Language School Enrolments - Notions of Nationality

Who do you think you are? Interesting what language students think when searching for language courses and destinations on the internet. With regard to the UK, I believe you are right in that many people do look for "England" first. However, I have found that it depends on the nationality of the person searching, not to mention the search language. Here in France, for example, the French always talk about "l'Angleterre" which for them means the political entity of the United Kingdom. Any notion of Scotland, Wales or Ireland is very secondary, if it exists at all.

Americans too, tend to think in terms of "England" (as in Little Old.....!!) and perhaps also "Britain" (less so "Great Britain"). When expressing themselves in English, in my experience, most other nationalities these days would say "UK" or "United Kingdom" (especially when writing) and, therefore, use these as search terms. Of course, if they search on "English" they are just as likely to find Malta or New Zealand!! I think the English language is one of our more successful exports!!

It always surprises me how unaware Americans are about their own nationality. Perhaps because they do not have a multi-national experience - I mean compared to so many countries in Europe packed close together. Most Americans live so far away from any political border. On our enrolment forms, when asking for the nationality of the candidate, Americans will often write variously "Black", White", "Caucasian", "Afro-Asian", "Jewish", USA and a few others!! I think "American" is the correct answer. What would you write?

This is not intended to be over critical about Americans. People from the UK when asked the same question will often write "English". The Scots will almost certainly respond "Scottish" (many are desperate to have a separate political identity - but no passports yet!!), the Welsh will almost never respond "Welsh", they would say "British". Northern Irish too, I think would be inclined to say "British". Here's one for your readers: "If all Welsh people are British, are all British people Welsh?". (Answers please on a postcard to………).

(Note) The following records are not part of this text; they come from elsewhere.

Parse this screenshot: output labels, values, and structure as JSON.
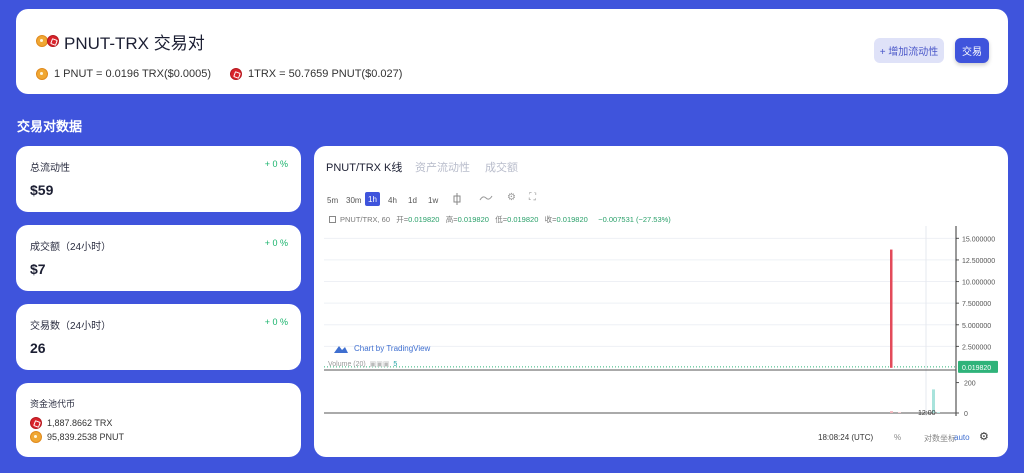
{
  "header": {
    "pair_title": "PNUT-TRX 交易对",
    "rate_pnut": "1 PNUT = 0.0196 TRX($0.0005)",
    "rate_trx": "1TRX = 50.7659 PNUT($0.027)",
    "add_liquidity_label": "+ 增加流动性",
    "trade_label": "交易"
  },
  "section_title": "交易对数据",
  "stats": {
    "liquidity": {
      "label": "总流动性",
      "change": "+ 0 %",
      "value": "$59"
    },
    "volume": {
      "label": "成交额（24小时）",
      "change": "+ 0 %",
      "value": "$7"
    },
    "tx_count": {
      "label": "交易数（24小时）",
      "change": "+ 0 %",
      "value": "26"
    }
  },
  "pool": {
    "label": "资金池代币",
    "trx_amount": "1,887.8662 TRX",
    "pnut_amount": "95,839.2538 PNUT"
  },
  "chart_panel": {
    "tabs": [
      "PNUT/TRX K线",
      "资产流动性",
      "成交额"
    ],
    "timeframes": [
      "5m",
      "30m",
      "1h",
      "4h",
      "1d",
      "1w"
    ],
    "selected_timeframe": "1h",
    "ohlc": {
      "symbol": "PNUT/TRX, 60",
      "open_label": "开",
      "open": "0.019820",
      "high_label": "高",
      "high": "0.019820",
      "low_label": "低",
      "low": "0.019820",
      "close_label": "收",
      "close": "0.019820",
      "change": "−0.007531 (−27.53%)"
    },
    "watermark": "Chart by TradingView",
    "volume_label": "Volume (20)",
    "volume_value": "5",
    "footer": {
      "time": "18:08:24 (UTC)",
      "percent": "%",
      "log": "对数坐标",
      "auto": "auto"
    }
  },
  "chart_data": {
    "type": "bar",
    "title": "PNUT/TRX K线",
    "price_axis_ticks": [
      "15.000000",
      "12.500000",
      "10.000000",
      "7.500000",
      "5.000000",
      "2.500000"
    ],
    "price_ylim": [
      0,
      15.5
    ],
    "last_price": 0.01982,
    "last_price_label": "0.019820",
    "spike_candle": {
      "high": 13.7,
      "low": 0.01982,
      "color": "#e34a5a"
    },
    "volume_ticks": [
      "200",
      "0"
    ],
    "volume_bars": [
      {
        "value": 12,
        "color": "#f2b3ba"
      },
      {
        "value": 4,
        "color": "#f2b3ba"
      },
      {
        "value": 155,
        "color": "#a8e3dc"
      },
      {
        "value": 5,
        "color": "#a8e3dc"
      }
    ],
    "volume_ylim": [
      0,
      230
    ],
    "x_tick": "12:00",
    "colors": {
      "up": "#26a69a",
      "down": "#e34a5a",
      "last_price": "#2fb37a"
    }
  }
}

On notions of nationality, I think the explanation is that people who travel frequently outside their own country are acutely aware of their correct political nationality as they have to cope with border posts, customs controls and a plethora of forms and the like. Perhaps someone from the middle of Georgia really does feel more "Black" than "American" and someone from Stratford-upon-Avon really does feel more "English" than "British".